Faut-il laisser les enfants croire au Père Noël ?
Exercice moralement ambigu ou conte qui aide à grandir ? La question est posée.
De passage à Chicago et en visite à sa célèbre Université, nous avons interrogé Mme Judith Helen Winnicott, élève du célèbre Pr Bruno Bettelheim, l’auteur du réputé Psychanalyse des Contes de fées. Mme Winnicott y est directrice, depuis la disparition de son maître en 1990, de l’École Orthogénique de l’Université, école consacrée aux soins et à l’éducation des enfants émotionnellement perturbés. Ne le sommes-nous pas tous un petit peu ?
Mme Winnicott, une question nous taraude, en ce 25 Décembre, jour où les enquêtes en milieu scolaire tendraient à montrer que près de 60% des enfants croient encore au Père Noël : qu’en est-il de la balance bénéfices / risques, nous utilisons à dessein cette formule néolibérale, qu’en est-il exactement des conséquences de cette croyance, de ce mensonge sur la psychologie des bambins ? Qu’espérer, que redouter ?
Cher ami, il n’y a pas de réponse simple à votre question, tant vous le savez, le mensonge est aussi un moyen de réconfort.
L’adulte réconfortant un enfant en lui disant que son idole disparue repose maintenant au paradis des idoles, à l’Île de Saint-Barthélemy, fait sans doute mieux que celui qui lui dit la vérité : Johnny est retourné dans le grand cycle du carbone.
Certes, Mme Winnicott, mais mentir aux enfants à propos du Père Noël, c’est d’abord tromper leur confiance.
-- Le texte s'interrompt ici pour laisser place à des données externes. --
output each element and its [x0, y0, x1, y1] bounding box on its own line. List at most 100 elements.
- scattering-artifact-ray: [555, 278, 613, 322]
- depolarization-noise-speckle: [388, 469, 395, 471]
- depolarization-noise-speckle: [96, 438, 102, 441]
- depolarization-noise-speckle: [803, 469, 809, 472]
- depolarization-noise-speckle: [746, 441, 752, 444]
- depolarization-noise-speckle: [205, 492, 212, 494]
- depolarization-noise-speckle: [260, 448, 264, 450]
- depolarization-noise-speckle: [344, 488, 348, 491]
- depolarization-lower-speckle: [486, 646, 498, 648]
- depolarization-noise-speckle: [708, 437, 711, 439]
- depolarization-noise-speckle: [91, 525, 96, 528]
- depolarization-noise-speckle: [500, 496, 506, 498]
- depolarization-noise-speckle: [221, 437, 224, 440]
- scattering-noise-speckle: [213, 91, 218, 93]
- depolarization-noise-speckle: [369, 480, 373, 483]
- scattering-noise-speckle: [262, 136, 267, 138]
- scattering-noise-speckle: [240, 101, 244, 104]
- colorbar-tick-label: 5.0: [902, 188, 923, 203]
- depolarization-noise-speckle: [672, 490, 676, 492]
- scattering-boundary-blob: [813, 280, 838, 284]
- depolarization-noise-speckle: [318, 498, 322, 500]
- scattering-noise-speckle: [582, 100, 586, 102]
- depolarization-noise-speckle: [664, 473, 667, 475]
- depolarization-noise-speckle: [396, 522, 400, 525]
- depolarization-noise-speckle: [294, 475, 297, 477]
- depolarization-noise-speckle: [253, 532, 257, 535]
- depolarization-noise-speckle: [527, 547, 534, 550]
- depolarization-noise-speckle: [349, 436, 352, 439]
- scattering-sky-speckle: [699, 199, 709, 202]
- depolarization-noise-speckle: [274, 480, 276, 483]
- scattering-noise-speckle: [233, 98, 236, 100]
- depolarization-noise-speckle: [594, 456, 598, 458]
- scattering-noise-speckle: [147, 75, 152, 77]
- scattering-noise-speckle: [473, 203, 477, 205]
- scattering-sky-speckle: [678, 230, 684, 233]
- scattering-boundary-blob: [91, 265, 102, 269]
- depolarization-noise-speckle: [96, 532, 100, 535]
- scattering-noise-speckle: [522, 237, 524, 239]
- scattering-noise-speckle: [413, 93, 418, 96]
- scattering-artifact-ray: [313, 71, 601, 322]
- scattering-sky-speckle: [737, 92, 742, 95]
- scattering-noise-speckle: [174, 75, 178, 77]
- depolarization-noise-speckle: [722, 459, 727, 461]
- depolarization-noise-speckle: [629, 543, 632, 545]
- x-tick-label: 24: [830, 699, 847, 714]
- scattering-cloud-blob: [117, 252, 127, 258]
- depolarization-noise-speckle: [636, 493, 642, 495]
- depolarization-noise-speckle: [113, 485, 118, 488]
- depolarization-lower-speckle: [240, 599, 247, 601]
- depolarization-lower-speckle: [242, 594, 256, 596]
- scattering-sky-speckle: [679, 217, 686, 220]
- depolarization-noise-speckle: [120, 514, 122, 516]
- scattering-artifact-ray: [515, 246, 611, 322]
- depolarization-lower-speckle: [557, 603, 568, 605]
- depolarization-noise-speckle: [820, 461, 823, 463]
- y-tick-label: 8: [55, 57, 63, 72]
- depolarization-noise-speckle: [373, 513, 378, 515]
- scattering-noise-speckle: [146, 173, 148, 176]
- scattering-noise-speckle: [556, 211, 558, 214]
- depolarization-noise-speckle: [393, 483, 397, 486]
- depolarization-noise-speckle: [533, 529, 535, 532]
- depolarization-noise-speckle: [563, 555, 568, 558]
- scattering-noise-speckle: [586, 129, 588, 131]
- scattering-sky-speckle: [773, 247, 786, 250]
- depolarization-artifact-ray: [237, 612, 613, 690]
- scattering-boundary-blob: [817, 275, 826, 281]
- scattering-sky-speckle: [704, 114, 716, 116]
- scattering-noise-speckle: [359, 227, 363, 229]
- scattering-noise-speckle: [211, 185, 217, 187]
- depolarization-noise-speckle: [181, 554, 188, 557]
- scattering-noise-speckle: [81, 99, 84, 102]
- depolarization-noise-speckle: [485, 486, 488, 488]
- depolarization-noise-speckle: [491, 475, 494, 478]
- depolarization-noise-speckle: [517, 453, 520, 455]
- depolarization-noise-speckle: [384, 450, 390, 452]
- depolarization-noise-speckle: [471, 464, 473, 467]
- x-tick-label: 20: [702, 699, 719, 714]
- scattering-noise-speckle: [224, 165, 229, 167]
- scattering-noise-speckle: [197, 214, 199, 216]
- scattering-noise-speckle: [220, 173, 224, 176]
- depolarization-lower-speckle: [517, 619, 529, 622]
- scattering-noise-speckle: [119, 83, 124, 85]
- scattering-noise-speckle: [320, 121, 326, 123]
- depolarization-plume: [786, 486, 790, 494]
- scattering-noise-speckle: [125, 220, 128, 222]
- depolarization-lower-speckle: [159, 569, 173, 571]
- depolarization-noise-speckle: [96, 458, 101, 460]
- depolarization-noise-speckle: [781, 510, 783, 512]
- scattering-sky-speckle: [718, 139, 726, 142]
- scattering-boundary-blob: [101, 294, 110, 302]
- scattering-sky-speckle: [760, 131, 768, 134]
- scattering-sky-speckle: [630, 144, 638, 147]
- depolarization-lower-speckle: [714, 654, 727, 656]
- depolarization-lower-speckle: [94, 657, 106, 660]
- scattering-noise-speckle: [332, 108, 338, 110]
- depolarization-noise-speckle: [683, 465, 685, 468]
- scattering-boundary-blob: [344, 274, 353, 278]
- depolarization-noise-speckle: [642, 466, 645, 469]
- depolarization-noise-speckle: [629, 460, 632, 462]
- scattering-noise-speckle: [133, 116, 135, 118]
Un jour, ils découvriront probablement la vérité – ils y auront entre-temps laissé quelques plumes – la désillusion sera terrible. Apprendre en pleine cour de récré qu’on a été si longtemps trompé ne peut être que traumatisant. Et la désillusion n’est pas forcément synonyme de lucidité. Qui sait alors sur quelle créature, puisqu’il n’y aura plus de Père Noël, reporteront-ils leurs affects, leur besoin d’espoir et d’amour ?
Peut-être, mais il n’empêche, les mythes ont dans les sociétés humaines une fonction pratique : ils aident à maintenir les enfants dans l’ordre et l’obéissance. Il faut incidemment se garder de comprendre cette idée de stratégie en un sens ouvertement réfléchi et calculateur – évidemment il ne faut pas l’exclure non plus. Pendant tout le quinquennat, même si le Père Noël nous visite chaque année, sa venue est invoquée pour rappeler aux enfants que sa générosité dépendra de leur sagesse tout au long de l’année écoulée. Nous citerons pour cela le célèbre Noam Chomsky, l’auteur de La fabrique du consentement.
« Si l’on veut transformer les gens en consommateurs décervelés pour qu’ils ne gênent pas le travail quand on réorganise le monde, on doit les harceler depuis leur plus tendre enfance »
Quant à savoir ce que contiendront les cadeaux une fois dépouillés de leurs emballages – assurance-chômage, CSG, calcul de la retraite, droit du travail, accueil des migrants – les enfants n’en ont cure. Souvent comptent beaucoup plus pour eux papiers étoilés, guirlandes et rubans.
Merci Mme Winnicott. Nous avons entendu votre message. Croire au Père Noël n’est pas indispensable, peut-être un peu dangereux, mais finalement tellement utile.
À nos amis lecteurs, un conseil : n’en faites pas trop non plus. Laissez tomber le coup du tonton déguisé surgissant de derrière la cheminée le 24 au soir. Médias et instituts de sondage, ils appartiennent souvent aux mêmes personnes, se chargent de tout.